4th November 2014
Lunchtime lecture
Organised by Nannette Jackowski and Ricardo de Ostos
Projecting Realities, organised by Nannette Jackowski and Ricardo de Ostos (Intermediate Unit 3 tutors), celebrates the life of the radical and visionary architect, Lebbeus Woods (1940–2012). A professor of architecture at the Cooper Union, Woods co-founded the Research Institute for Experimental Architecture in 1988, which today continues to respond to changing social, political and technological conditions through the advancement of experimental architecture, design and science. For this event guest speakers Didier Faustino, Liam Young and Theo Spyropoulos will address the influence and legacy of Woods’ work. A round-table discussion will follow.
Scavengers and Other Creatures is an on-going lecture series hosted by Intermediate 3, which explores the realm of fictional buildings, technological natures and cybernetics. An eponymous book of the unit’s student work, interviews and articles will be published in 2015.
Didier Faustino lives and works between Paris and Lisbon. His work reciprocally summons up art from architecture and architecture from art, indistinctly using genres in a way that summarises an ethical and political attitude about the conditions for constructing a place in the socio-cultural fabric of the city. Spaces, buildings and objects show themselves to be platforms for the intersection of the individual body and the collective body in their use.

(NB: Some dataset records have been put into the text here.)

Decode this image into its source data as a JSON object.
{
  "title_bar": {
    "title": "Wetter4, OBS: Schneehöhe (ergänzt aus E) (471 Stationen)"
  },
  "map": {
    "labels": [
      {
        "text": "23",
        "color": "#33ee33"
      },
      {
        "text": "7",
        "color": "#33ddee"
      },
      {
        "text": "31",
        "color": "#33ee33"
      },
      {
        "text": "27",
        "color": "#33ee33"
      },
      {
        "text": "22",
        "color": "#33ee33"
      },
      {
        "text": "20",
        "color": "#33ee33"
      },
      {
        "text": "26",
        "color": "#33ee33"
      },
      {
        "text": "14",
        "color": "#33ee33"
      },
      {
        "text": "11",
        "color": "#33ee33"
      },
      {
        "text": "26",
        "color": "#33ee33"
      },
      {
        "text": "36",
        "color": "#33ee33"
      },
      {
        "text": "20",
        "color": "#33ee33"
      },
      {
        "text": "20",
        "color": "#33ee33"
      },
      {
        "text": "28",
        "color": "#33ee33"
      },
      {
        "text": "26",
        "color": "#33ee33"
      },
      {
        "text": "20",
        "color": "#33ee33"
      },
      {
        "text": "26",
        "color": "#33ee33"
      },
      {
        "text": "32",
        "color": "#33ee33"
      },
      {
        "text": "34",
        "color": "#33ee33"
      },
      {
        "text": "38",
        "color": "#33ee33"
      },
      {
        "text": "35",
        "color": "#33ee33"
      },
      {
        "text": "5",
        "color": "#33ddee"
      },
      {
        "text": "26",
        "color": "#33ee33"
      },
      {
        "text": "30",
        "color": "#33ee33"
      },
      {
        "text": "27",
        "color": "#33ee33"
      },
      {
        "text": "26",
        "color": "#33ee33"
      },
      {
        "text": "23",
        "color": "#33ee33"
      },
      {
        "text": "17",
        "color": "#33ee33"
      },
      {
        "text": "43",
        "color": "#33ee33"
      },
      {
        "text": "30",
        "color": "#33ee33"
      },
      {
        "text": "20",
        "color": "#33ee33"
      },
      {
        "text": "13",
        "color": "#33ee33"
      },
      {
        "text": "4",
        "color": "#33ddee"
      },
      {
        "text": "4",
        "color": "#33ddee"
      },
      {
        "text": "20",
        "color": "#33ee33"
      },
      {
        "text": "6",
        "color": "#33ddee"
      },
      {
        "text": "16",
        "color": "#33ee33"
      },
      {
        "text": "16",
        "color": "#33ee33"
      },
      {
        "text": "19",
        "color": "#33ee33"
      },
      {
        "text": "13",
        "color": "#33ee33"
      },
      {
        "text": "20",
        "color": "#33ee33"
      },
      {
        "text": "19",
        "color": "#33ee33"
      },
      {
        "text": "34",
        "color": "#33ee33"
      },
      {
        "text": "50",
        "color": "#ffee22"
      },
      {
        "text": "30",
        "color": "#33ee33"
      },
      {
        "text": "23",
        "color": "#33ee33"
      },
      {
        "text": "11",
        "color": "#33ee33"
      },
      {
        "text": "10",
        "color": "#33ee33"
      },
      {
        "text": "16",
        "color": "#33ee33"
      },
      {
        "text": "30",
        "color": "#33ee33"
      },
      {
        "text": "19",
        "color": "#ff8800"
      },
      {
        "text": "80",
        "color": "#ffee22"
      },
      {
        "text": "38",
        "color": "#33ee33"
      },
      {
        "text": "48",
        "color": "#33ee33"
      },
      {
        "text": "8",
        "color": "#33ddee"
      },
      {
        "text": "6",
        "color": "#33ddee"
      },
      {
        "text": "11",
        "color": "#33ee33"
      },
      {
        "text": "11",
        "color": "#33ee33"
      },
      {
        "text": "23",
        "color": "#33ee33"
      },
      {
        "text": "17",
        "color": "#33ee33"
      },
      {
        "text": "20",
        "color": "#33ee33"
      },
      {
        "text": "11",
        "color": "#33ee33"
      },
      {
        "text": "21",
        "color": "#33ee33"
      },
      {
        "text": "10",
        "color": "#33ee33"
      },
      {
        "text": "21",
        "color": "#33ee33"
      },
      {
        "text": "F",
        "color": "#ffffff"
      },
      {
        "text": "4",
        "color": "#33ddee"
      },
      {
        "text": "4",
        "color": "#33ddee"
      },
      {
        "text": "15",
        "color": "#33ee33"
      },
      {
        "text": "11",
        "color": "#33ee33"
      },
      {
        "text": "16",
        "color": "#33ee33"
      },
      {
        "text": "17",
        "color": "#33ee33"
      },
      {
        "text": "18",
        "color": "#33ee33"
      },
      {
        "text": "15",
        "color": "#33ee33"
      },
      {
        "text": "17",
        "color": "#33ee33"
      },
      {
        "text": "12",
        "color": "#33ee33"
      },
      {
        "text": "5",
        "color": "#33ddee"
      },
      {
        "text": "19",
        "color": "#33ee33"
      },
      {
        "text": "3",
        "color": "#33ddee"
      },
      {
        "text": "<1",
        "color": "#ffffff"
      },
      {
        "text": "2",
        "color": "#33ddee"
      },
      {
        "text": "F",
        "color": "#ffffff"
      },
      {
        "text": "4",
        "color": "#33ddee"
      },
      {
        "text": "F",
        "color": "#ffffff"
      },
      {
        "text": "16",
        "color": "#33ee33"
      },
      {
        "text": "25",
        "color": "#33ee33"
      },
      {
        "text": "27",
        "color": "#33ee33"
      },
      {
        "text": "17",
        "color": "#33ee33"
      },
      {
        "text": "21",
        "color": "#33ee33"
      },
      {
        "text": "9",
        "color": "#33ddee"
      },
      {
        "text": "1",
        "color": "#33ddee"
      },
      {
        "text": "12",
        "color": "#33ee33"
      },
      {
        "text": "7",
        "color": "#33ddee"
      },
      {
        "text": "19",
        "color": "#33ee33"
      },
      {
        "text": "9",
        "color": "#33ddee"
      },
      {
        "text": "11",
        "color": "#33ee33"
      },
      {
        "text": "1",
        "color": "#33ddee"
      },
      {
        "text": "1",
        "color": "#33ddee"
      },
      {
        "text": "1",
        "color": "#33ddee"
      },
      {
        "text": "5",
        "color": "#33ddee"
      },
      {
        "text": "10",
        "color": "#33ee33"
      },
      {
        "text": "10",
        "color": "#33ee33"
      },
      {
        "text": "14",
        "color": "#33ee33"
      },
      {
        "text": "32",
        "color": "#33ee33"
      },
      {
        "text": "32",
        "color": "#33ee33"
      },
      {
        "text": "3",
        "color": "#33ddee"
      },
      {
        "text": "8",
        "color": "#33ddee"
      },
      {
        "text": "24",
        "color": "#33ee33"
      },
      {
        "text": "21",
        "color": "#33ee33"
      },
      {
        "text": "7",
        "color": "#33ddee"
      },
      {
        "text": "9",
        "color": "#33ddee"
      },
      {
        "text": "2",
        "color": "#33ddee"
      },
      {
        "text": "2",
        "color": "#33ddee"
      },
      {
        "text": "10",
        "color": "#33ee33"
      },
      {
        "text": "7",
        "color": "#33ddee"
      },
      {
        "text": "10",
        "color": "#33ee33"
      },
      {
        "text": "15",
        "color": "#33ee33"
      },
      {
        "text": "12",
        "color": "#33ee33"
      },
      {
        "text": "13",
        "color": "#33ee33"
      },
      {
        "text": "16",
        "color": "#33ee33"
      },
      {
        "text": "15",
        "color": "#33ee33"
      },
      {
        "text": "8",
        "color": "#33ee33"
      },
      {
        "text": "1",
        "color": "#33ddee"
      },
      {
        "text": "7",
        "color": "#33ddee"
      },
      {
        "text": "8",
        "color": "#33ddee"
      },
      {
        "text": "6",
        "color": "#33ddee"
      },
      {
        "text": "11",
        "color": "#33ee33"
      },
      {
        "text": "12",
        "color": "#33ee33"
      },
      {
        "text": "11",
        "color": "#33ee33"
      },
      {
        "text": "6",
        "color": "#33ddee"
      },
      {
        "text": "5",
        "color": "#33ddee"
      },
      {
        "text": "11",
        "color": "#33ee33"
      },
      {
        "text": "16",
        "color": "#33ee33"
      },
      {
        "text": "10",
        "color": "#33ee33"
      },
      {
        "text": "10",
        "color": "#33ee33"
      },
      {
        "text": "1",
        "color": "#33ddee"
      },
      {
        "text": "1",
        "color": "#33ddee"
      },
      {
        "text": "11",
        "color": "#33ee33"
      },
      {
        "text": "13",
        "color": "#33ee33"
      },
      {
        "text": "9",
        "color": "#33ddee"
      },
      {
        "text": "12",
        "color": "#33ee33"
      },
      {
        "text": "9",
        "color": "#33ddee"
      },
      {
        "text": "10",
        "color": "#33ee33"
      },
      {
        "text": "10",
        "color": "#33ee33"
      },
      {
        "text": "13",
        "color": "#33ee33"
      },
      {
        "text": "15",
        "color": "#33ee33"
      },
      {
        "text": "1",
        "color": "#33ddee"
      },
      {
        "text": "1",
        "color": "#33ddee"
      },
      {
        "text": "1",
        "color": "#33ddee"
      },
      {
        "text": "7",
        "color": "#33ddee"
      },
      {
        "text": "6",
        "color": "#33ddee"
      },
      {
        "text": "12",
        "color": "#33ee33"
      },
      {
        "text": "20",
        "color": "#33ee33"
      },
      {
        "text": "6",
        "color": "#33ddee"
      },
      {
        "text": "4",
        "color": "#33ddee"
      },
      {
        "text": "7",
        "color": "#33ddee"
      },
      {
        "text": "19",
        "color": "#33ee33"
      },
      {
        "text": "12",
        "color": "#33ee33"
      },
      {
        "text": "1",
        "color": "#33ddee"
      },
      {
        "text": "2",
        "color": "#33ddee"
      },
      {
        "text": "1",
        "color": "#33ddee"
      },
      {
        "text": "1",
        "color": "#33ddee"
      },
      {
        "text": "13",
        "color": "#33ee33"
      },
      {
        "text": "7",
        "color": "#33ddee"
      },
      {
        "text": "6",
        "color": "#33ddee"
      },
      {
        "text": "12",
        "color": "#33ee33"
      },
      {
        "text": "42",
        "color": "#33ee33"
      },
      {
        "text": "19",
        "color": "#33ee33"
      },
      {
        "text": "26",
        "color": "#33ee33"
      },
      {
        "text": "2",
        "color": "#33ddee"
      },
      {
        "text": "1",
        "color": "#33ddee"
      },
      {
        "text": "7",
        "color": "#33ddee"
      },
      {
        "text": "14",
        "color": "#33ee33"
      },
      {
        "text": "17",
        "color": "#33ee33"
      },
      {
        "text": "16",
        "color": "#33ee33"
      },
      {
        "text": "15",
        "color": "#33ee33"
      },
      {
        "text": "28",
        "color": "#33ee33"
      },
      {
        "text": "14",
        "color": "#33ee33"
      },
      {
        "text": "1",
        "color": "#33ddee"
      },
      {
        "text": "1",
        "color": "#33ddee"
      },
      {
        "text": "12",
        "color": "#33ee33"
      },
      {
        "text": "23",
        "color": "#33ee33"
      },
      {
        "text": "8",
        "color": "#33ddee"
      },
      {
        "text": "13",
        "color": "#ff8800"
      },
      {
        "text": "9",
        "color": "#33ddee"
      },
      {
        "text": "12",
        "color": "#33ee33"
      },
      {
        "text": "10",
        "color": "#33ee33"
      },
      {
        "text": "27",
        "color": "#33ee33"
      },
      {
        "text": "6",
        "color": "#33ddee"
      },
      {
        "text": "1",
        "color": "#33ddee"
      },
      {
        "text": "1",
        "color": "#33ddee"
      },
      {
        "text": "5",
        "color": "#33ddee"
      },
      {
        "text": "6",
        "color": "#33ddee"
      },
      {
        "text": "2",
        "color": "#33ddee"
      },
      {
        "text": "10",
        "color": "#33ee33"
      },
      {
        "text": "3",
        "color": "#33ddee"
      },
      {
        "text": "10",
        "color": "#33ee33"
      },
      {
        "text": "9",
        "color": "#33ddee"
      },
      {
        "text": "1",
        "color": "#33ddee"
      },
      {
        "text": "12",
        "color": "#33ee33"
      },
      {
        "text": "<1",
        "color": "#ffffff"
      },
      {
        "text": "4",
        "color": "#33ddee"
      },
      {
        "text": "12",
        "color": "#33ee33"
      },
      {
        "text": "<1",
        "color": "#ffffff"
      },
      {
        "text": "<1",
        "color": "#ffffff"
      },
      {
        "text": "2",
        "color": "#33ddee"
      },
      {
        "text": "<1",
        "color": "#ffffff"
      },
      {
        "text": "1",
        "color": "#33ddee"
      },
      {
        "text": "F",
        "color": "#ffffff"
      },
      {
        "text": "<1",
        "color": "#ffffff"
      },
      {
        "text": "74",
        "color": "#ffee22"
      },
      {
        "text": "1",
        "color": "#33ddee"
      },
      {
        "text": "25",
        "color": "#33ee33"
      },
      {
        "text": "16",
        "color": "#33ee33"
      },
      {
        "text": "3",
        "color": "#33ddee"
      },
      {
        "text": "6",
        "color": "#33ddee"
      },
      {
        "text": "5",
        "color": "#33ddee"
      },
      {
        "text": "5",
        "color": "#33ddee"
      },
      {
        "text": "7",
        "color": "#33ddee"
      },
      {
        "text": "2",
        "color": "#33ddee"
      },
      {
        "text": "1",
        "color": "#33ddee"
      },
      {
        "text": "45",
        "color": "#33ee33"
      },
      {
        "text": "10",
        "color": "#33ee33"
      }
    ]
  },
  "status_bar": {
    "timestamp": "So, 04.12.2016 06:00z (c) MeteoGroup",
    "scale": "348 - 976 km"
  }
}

Theodore Spyropoulos is an architect and educator based in London. He is co-founder and director of Minimaforms, an experimental architecture and design practice. His work has received international attention which have included nominations for the Chernikhov Prize in architecture, named one of the top ten international public art installations by the Telegraph for his work Memory Cloud and most recently Minimaforms was awarded best idea / creative work in the 5th Chinese International Beijing Biennale.This presentation contains video material from SCI-ARC’s online archive.
Liam Young is an architect who operates in the spaces between design, fiction and futures. His projects develop fictional speculations as critical instruments to survey the consequences of emerging environmental and technological futures. He is founder of the think tank Tomorrows Thoughts Today, a group who explore the possibilities of fantastic, speculative and imaginary urbanisms and co runs the ‘Unknown Fields Division’, a nomadic studio that travels on expeditions to the ends of the earth to investigate forgotten landscapes, alien terrains and industrial ecologies.
Nannette Jackowski and Ricardo de Ostos are principals of NaJa & deOstos. They are the authors of The Hanging Cemetery of Baghdad and Pamphlet Architecture 29: Ambiguous Spaces. They have been nominated for the 2012 Iakov Chernikhov prize for young architects around the world. Nannette has worked for Wilkinson Eyre and Zaha Hadid. Ricardo has worked for Peter Cook, Future Systems and Foster + Partners. He has taught at Lund University in Sweden and is currently an Associate Professor at École Spéciale d’Architecture in Paris. He was appointed curator of the Brazilian Pavilion for the London Festival of Architecture in 2008 and 2010.